Contrast that with where this war has sat for years: frozen lines, dead diplomacy, and a White House that treated Ukraine as background noise while other crises ate the news cycle. Trump did not let a national holiday get in the way of picking up the phone twice in one day to two heads of state at war with each other. That is the kind of hands-on dealmaking he promised voters, and on America's 250th birthday, it landed as more than a photo opportunity.
Ushakov called the Putin conversation businesslike and highly constructive, and said Putin opened by congratulating Trump and the American people on the anniversary. That characterization comes from the Kremlin, relayed through Ushakov and reported by CNN, not from an independent White House readout, and it should be read with that caveat. What is confirmed on both sides is the substance: Trump's envoys, Steve Witkoff and Jared Kushner, will keep working the mediation and stand ready to travel to Moscow to continue talks in person, according to Ushakov's account carried by CBS News and NBC News.
Zelenskyy's account, relayed in his own public remarks, tracks with that.

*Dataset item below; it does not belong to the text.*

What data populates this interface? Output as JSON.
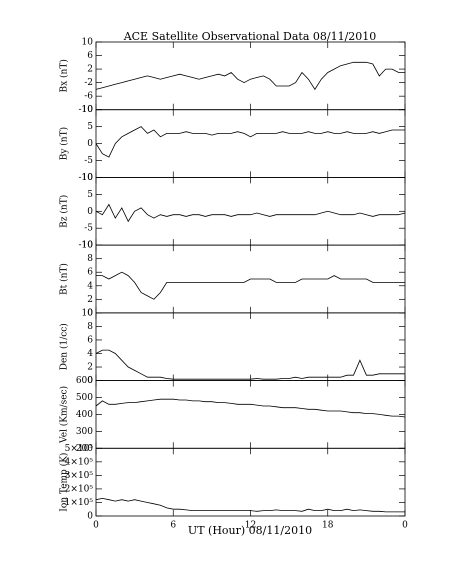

He called it a very good phone call, said the two discussed the situation on the front line, and said there is a real prospect of ending the war. He and Trump agreed to continue their talks face to face at the NATO summit in Ankara. Zelenskyy has said American determination is crucial to bringing the war to a close, a notable statement from a wartime leader who has spent years pressing Western capitals for more urgency, not less.
Why Ankara and Moscow matter next
Two concrete dates now sit on the calendar. The first is whatever trip Witkoff and Kushner ultimately take to Moscow. Both men have carried the heaviest diplomatic lifting on Ukraine for Trump this year, meeting repeatedly with Russian officials while formal state-to-state channels stayed largely frozen. A Moscow visit would be their most direct test yet of whether Putin is willing to move past statements of readiness and into an actual framework, covering territory, security guarantees, and a ceasefire line.
The second is Ankara. NATO's summit there gives Trump and Zelenskyy a chance to meet in person rather than by phone, at a gathering where the alliance's own posture toward Ukraine will already be under discussion. Putting the follow-up meeting on the calendar, rather than leaving it open-ended, is itself a sign both sides want the conversation to keep moving rather than stall out the way past rounds of Ukraine diplomacy have.
None of this guarantees a deal. Four calls with Putin this year have not yet produced a ceasefire, and Kremlin characterizations of talks as constructive have a long history of outrunning what actually gets signed. But the fact that Washington's attention has been consumed for months by Iran and other crises made a lot of observers assume Ukraine diplomacy had gone dormant. Trump working two calls into a holiday weekend says otherwise.
The next marker to watch is simple: does Witkoff and Kushner's promised Moscow trip actually happen, and does it produce terms either side will put in writing. If Ankara arrives with Trump and Zelenskyy sitting across from each other and Russia still only offering phone calls, that gap will tell its own story.